The grep command is the magic Unix utility for searching text. It accepts regular expressions and can produce reports in various formats.
- Search stdin for lines that match a pattern:
$ echo -e "this is a word\nnext line" | grep word
this is a word
- Search a single file for lines that contain a given pattern:
$ grep pattern filename
this is the line containing pattern
Alternatively, this performs the same search:
$ grep "pattern" filename
this is the line containing pattern
- Search multiple files for lines that match a pattern:
$ grep "match_text" file1 file2 file3 ...
- To highlight the matching pattern, use the -color option. While the option position does not matter, the convention is to place options first.
$ grep -color=auto word filename
this is the line containing word
- The grep command uses basic regular expressions by default. These are a subset of the rules described earlier. The -E option will cause grep to use the Extended Regular Expression syntax. The egrep command is a variant of grep that uses extended regular expression by default:
$ grep -E "[a-z]+" filename
Or:
$ egrep "[a-z]+" filename
- The -o option will report only the matching characters, not the entire line:
$ echo this is a line. | egrep -o "[a-z]+\."
line
- The -v option will print all lines, except those containing match_pattern:
$ grep -v match_pattern file
The -v option added to grep inverts the match results.

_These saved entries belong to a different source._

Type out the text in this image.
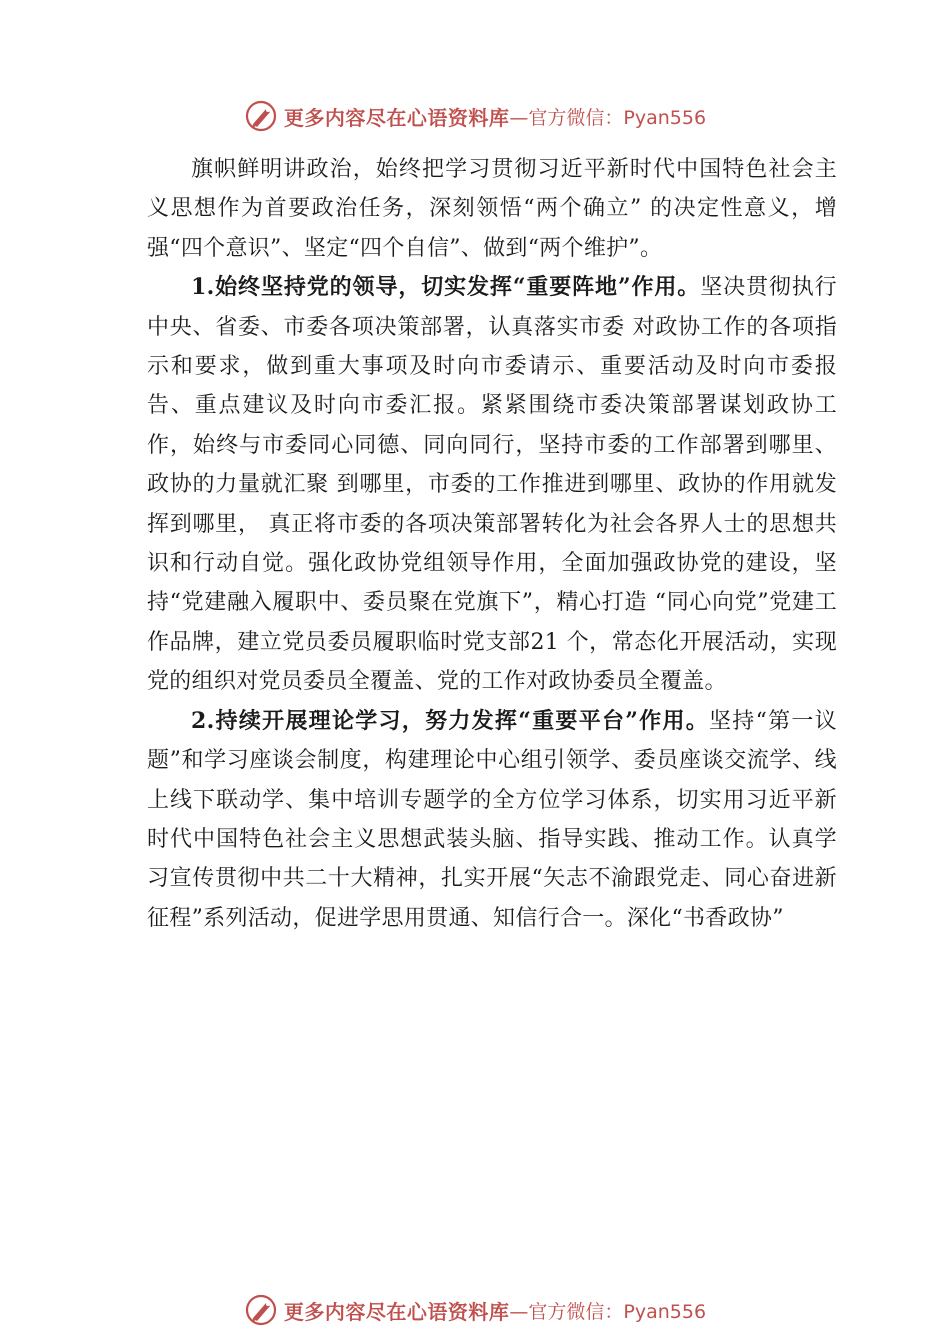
更多内容尽在心语资料库 —官方微信：Pyan556

旗帜鲜明讲政治，始终把学习贯彻习近平新时代中国特色社会主义思想作为首要政治任务，深刻领悟“两个确立” 的决定性意义，增强“四个意识”、坚定“四个自信”、做到“两个维护”。

1.始终坚持党的领导，切实发挥“重要阵地”作用。坚决贯彻执行中央、省委、市委各项决策部署，认真落实市委 对政协工作的各项指示和要求，做到重大事项及时向市委请示、重要活动及时向市委报告、重点建议及时向市委汇报。紧紧围绕市委决策部署谋划政协工作，始终与市委同心同德、同向同行，坚持市委的工作部署到哪里、政协的力量就汇聚 到哪里，市委的工作推进到哪里、政协的作用就发挥到哪里， 真正将市委的各项决策部署转化为社会各界人士的思想共识和行动自觉。强化政协党组领导作用，全面加强政协党的建设，坚持“党建融入履职中、委员聚在党旗下”，精心打造 “同心向党”党建工作品牌，建立党员委员履职临时党支部21 个，常态化开展活动，实现党的组织对党员委员全覆盖、党的工作对政协委员全覆盖。

2.持续开展理论学习，努力发挥“重要平台”作用。坚持“第一议题”和学习座谈会制度，构建理论中心组引领学、委员座谈交流学、线上线下联动学、集中培训专题学的全方位学习体系，切实用习近平新时代中国特色社会主义思想武装头脑、指导实践、推动工作。认真学习宣传贯彻中共二十大精神，扎实开展“矢志不渝跟党走、同心奋进新征程”系列活动，促进学思用贯通、知信行合一。深化“书香政协”

更多内容尽在心语资料库 —官方微信：Pyan556
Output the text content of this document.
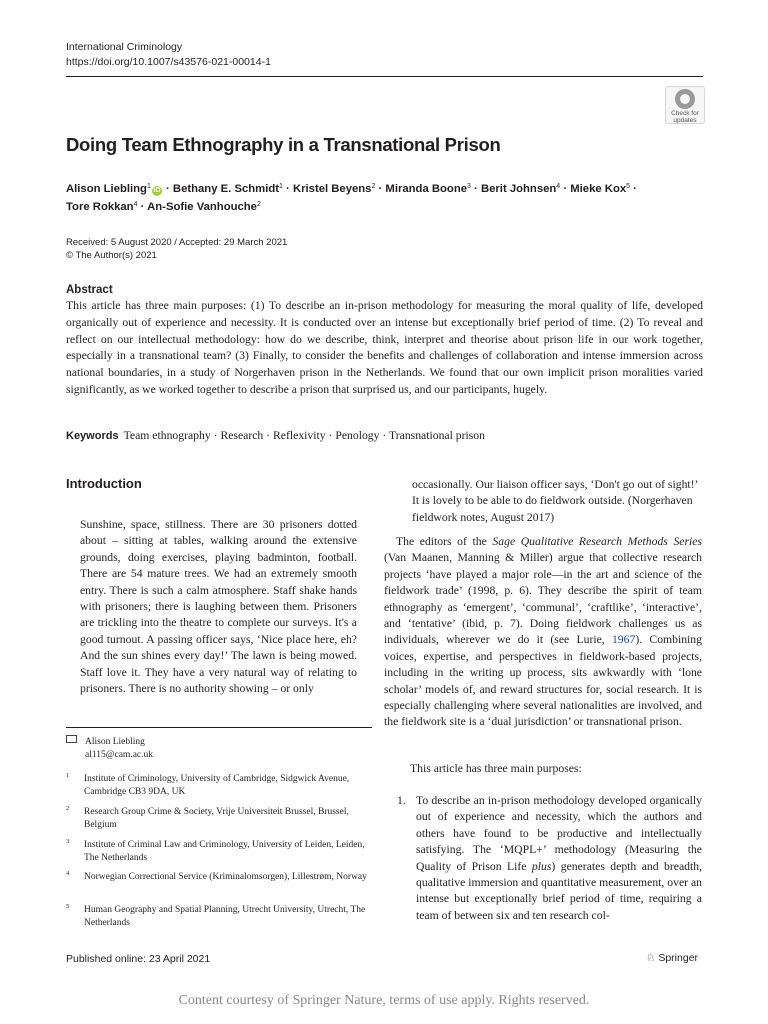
International Criminology
https://doi.org/10.1007/s43576-021-00014-1
Check for
updates
Doing Team Ethnography in a Transnational Prison
Alison Liebling$^1$iD · Bethany E. Schmidt$^1$ · Kristel Beyens$^2$ · Miranda Boone$^3$ · Berit Johnsen$^4$ · Mieke Kox$^5$ ·
Tore Rokkan$^4$ · An-Sofie Vanhouche$^2$
Received: 5 August 2020 / Accepted: 29 March 2021
© The Author(s) 2021
Abstract
This article has three main purposes: (1) To describe an in-prison methodology for measuring the moral quality of life, developed organically out of experience and necessity. It is conducted over an intense but exceptionally brief period of time. (2) To reveal and reflect on our intellectual methodology: how do we describe, think, interpret and theorise about prison life in our work together, especially in a transnational team? (3) Finally, to consider the benefits and challenges of collaboration and intense immersion across national boundaries, in a study of Norgerhaven prison in the Netherlands. We found that our own implicit prison moralities varied significantly, as we worked together to describe a prison that surprised us, and our participants, hugely.
Keywords Team ethnography · Research · Reflexivity · Penology · Transnational prison
Introduction
Sunshine, space, stillness. There are 30 prisoners dotted about – sitting at tables, walking around the extensive grounds, doing exercises, playing badminton, football. There are 54 mature trees. We had an extremely smooth entry. There is such a calm atmosphere. Staff shake hands with prisoners; there is laughing between them. Prisoners are trickling into the theatre to complete our surveys. It's a good turnout. A passing officer says, ‘Nice place here, eh? And the sun shines every day!’ The lawn is being mowed. Staff love it. They have a very natural way of relating to prisoners. There is no authority showing – or only
Alison Liebling
al115@cam.ac.uk
1 Institute of Criminology, University of Cambridge, Sidgwick Avenue, Cambridge CB3 9DA, UK
2 Research Group Crime & Society, Vrije Universiteit Brussel, Brussel, Belgium
3 Institute of Criminal Law and Criminology, University of Leiden, Leiden, The Netherlands
4 Norwegian Correctional Service (Kriminalomsorgen), Lillestrøm, Norway
5 Human Geography and Spatial Planning, Utrecht University, Utrecht, The Netherlands
occasionally. Our liaison officer says, ‘Don't go out of sight!’ It is lovely to be able to do fieldwork outside. (Norgerhaven fieldwork notes, August 2017)
The editors of the Sage Qualitative Research Methods Series (Van Maanen, Manning & Miller) argue that collective research projects ‘have played a major role—in the art and science of the fieldwork trade’ (1998, p. 6). They describe the spirit of team ethnography as ‘emergent’, ‘communal’, ‘craftlike’, ‘interactive’, and ‘tentative’ (ibid, p. 7). Doing fieldwork challenges us as individuals, wherever we do it (see Lurie, 1967). Combining voices, expertise, and perspectives in fieldwork-based projects, including in the writing up process, sits awkwardly with ‘lone scholar’ models of, and reward structures for, social research. It is especially challenging where several nationalities are involved, and the fieldwork site is a ‘dual jurisdiction’ or transnational prison.
This article has three main purposes:
1. To describe an in-prison methodology developed organically out of experience and necessity, which the authors and others have found to be productive and intellectually satisfying. The ‘MQPL+’ methodology (Measuring the Quality of Prison Life plus) generates depth and breadth, qualitative immersion and quantitative measurement, over an intense but exceptionally brief period of time, requiring a team of between six and ten research col-
Published online: 23 April 2021	♘ Springer
Content courtesy of Springer Nature, terms of use apply. Rights reserved.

- The -c option will count the number of lines in which the pattern appears:
$ grep -c "text" filename
10
It should be noted that -c counts the number of matching lines, not the number of times a match is made. Consider this example:
$ echo -e "1 2 3 4\nhello\n5 6" | egrep -c "[0-9]"
2
Even though there are six matching items, grep reports 2, since there are only two matching lines. Multiple matches in a single line are counted only once.
- To count the number of matching items in a file, use this trick:
$ echo -e "1 2 3 4\nhello\n5 6" | egrep -o "[0-9]" | wc -l
6
- The -n option will print the line number of the matching string:
$ cat sample1.txt
gnu is not unix
linux is fun
bash is art
$ cat sample2.txt
planetlinux
$ grep linux -n sample1.txt
2:linux is fun
Or
$ cat sample1.txt | grep linux -n
If multiple files are used, the -c option will print the filename with the result:
$ grep linux -n sample1.txt sample2.txt
sample1.txt:2:linux is fun
sample2.txt:2:planetlinux
- The -b option will print the offset of the line in which a match occurs. Adding the -o option will print the exact character or byte offset where the pattern matches:
$ echo gnu is not unix | grep -b -o "not"
7:not
Character positions are numbered from 0, not from 1.
- The -l option lists which files contain the pattern:
$ grep -l linux sample1.txt sample2.txt
sample1.txt
sample2.txt
The inverse of the -l argument is -L. The -L argument returns a list of nonmatching files.